A futures contract is a standardised agreement between two parties – the buyer and the seller – to exchange an agreed quantity and quality of a specified asset – gold, oil, bonds, livestock, wheat, sugar, cash etc - on an arranged date in the future (the delivery date) at an agreed location.
Importantly, the price which the buyer will pay and that the seller will receive in the future is pre-determined when the contract is signed.
Each futures contract is between two parties – a buyer and a seller. As such it’s very common to hear the terms “long” and “short” used when it comes to trading futures. The party to the contract which is accepting delivery of the asset is long (the buyer), while the party delivering is short (the seller).
How are futures applied to markets?
Futures contracts offer the chance for an investor to know the price they will pay for an asset at an agreed date in the future. In the simplest terms, the price you pay for a futures contract is usually the spot price (the cost of the underlying asset today) plus or minus the cost of carry (how much it will cost the seller to hold onto the asset until the delivery date). That is assuming there are no other charges.

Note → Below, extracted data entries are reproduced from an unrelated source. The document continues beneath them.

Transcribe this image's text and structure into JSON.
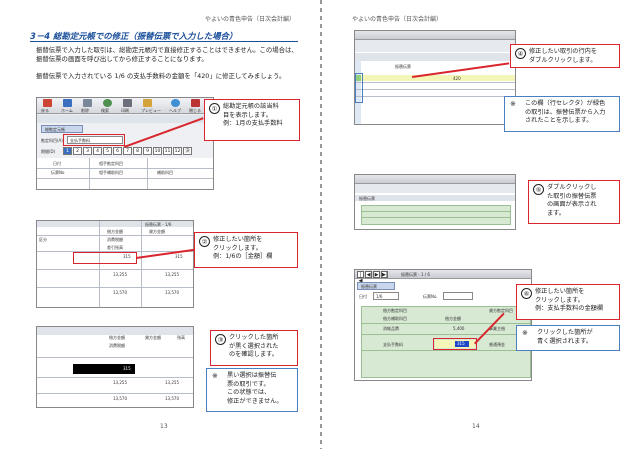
{
  "left_page": {
    "header": "やよいの青色申告（日次会計編）",
    "section_title": "3－4 総勘定元帳での修正（振替伝票で入力した場合）",
    "paragraph1": "振替伝票で入力した取引は、総勘定元帳内で直接修正することはできません。この場合は、振替伝票の画面を呼び出してから修正することになります。",
    "paragraph2": "振替伝票で入力されている 1/6 の支払手数料の金額を「420」に修正してみましょう。",
    "page_number": "13",
    "screenshot1": {
      "toolbar_icons": [
        "戻る",
        "ホーム",
        "削除",
        "検索",
        "印刷",
        "プレビュー",
        "ヘルプ",
        "閉じる"
      ],
      "tab_label": "総勘定元帳",
      "account_label": "勘定科目(A)",
      "account_value": "支払手数料",
      "period_label": "期間(D)",
      "months": [
        "1",
        "2",
        "3",
        "4",
        "5",
        "6",
        "7",
        "8",
        "9",
        "10",
        "11",
        "12",
        "決"
      ],
      "col_date": "日付",
      "col_slip": "伝票No",
      "col_counter": "相手勘定科目",
      "col_counter_sub": "相手補助科目",
      "col_sub": "補助科目"
    },
    "screenshot2": {
      "label_slip": "振替伝票 - 1/6",
      "col1": "借方金額",
      "col2": "貸方金額",
      "row_tax": "消費税額",
      "row_balance": "差引残高",
      "label_section": "区分",
      "amount_selected": "315",
      "amount_a": "315",
      "amount_b": "13,255",
      "amount_c": "13,255",
      "amount_d": "13,570",
      "amount_e": "13,570"
    },
    "screenshot3": {
      "col1": "借方金額",
      "col2": "貸方金額",
      "col3": "残高",
      "row_tax": "消費税額",
      "amount_selected": "315",
      "amount_b": "13,255",
      "amount_c": "13,255",
      "amount_d": "13,570",
      "amount_e": "13,570"
    },
    "callout1": {
      "num": "①",
      "lines": [
        "総勘定元帳の該当科",
        "目を表示します。",
        "例：1月の支払手数料"
      ]
    },
    "callout2": {
      "num": "②",
      "lines": [
        "修正したい箇所を",
        "クリックします。",
        "例：1/6の［金額］欄"
      ]
    },
    "callout3": {
      "num": "③",
      "lines": [
        "クリックした箇所",
        "が黒く選択された",
        "のを確認します。"
      ]
    },
    "note1": {
      "mark": "※",
      "lines": [
        "黒い選択は振替伝",
        "票の取引です。",
        "この状態では、",
        "修正ができません。"
      ]
    }
  },
  "right_page": {
    "header": "やよいの青色申告（日次会計編）",
    "page_number": "14",
    "screenshot_top": {
      "amount_a": "420",
      "label_1": "振替伝票"
    },
    "screenshot_mid": {
      "label_1": "振替伝票"
    },
    "screenshot_bottom": {
      "tab_label": "振替伝票",
      "bar_title": "振替伝票 - 1 / 6",
      "date_label": "日付",
      "date_value": "1/6",
      "slip_label": "伝票No.",
      "col1": "借方勘定科目",
      "col2": "借方補助科目",
      "col3": "借方金額",
      "col4": "貸方勘定科目",
      "row1_account": "消耗品費",
      "row1_amount": "5,400",
      "row1_credit": "事業主借",
      "row2_account": "支払手数料",
      "row2_amount": "315",
      "row2_credit": "普通預金"
    },
    "callout4": {
      "num": "④",
      "lines": [
        "修正したい取引の行内を",
        "ダブルクリックします。"
      ]
    },
    "note2": {
      "mark": "※",
      "lines": [
        "この欄（行セレクタ）が緑色",
        "の取引は、振替伝票から入力",
        "されたことを示します。"
      ]
    },
    "callout5": {
      "num": "⑤",
      "lines": [
        "ダブルクリックし",
        "た取引の振替伝票",
        "の画面が表示され",
        "ます。"
      ]
    },
    "callout6": {
      "num": "⑥",
      "lines": [
        "修正したい箇所を",
        "クリックします。",
        "例：支払手数料の金額欄"
      ]
    },
    "note3": {
      "mark": "※",
      "lines": [
        "クリックした箇所が",
        "青く選択されます。"
      ]
    }
  }
}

Example: For instance, if the current price of gold in the cash market is $1,300, a futures contract with delivery in December might be $1,380. The cost of carry is therefore $80.
Futures markets, however, are not always the perfect crystal ball. They do not necessarily accurately reflect future spot prices. But investors can close out a futures contract at any time prior to the contract's delivery date, subject to a willing counterparty being found – this is a common occurrence in futures trading.
Why consider Futures?
- The nature of a futures contracts means that investors have a greater degree of certainty over their investment. An element of risk in terms of future price volatility may be removed.
- As well as using a futures contract to hedge their risk against wild swings in foreign exchange markets, investors may also use them to speculate on and consider any potential market volatility.
- Whether you are a large institution or an individual trader everyone is on equal footing when it comes to pricing futures – the best price wins. It is therefore more of a level playing field for all participants.
- Futures markets are liquid, which is sometimes not the case in other standard markets such as spot commodities.
- If traded correctly investors can use leverage to make a lot of money at relatively low risk.
A brief history of Futures contracts
Formal futures contracts have been around for almost 200 years - beginning with farmers in Chicago in the mid-1800s who wanted certainty over the price of their goods. Fed up with being at the mercy of unscrupulous dealers, farmers began agreeing futures contracts on their produce, which gave the farmers (sellers) certainty over the price they could expect for their produce, while the dealers (buyers) who distributed the goods knew their costs up front.
Over time this practice evolved. Dealers (buyers) began selling their contracts on if they found they no longer needed the produce the farmer was delivering. Farmers (sellers) could do the same too. If they couldn’t deliver the commodity they would sell their part of the contract to another farmer who could.
Supply and demand
The value of these futures contracts therefore began to rise and fall depending on supply and demand. In the years when farmers enjoyed a bumper crop the price at which they could sell their contract would fall due to increased produce in the supply chain. During a bad crop, farmers with produce to sell could command a higher price as supply was reduced.
The value of the futures contract was derived from the demand and availability of the underlying value of the asset. This is how the futures market place, as we know it today, operates.
The risks of Futures
Risk for buyers: If you are a buyer there is a risk that the price of the underlying asset will fall or, even worse, become worthless.
Example: If you agreed to buy 100 barrels of oil at $100 for delivery in three-month’s time and the oil price slumped to $20 because of over-supply, then in theory you would be losing $8,000. The buyer would of course attempt to sell the contract before this happens, but could still incur a loss as the value of the contract would fall in-line with the depreciation of the underlying asset.
Risk for sellers: A seller of a futures contract could in theory be liable to infinite losses if the value of the asset they are selling keeps rising. That is because if the buyer of the asset holds the futures contract to delivery date, then the seller would need to buy the underlying asset in order to honour the Futures contract.
This is unlikely to happen as the seller would attempt to offset that risk, but it should be considered.
Example: This is less of a concern with FX futures but it’s easier to see the risk with something like wheat, where a particularly bad harvest can see prices skyrocket.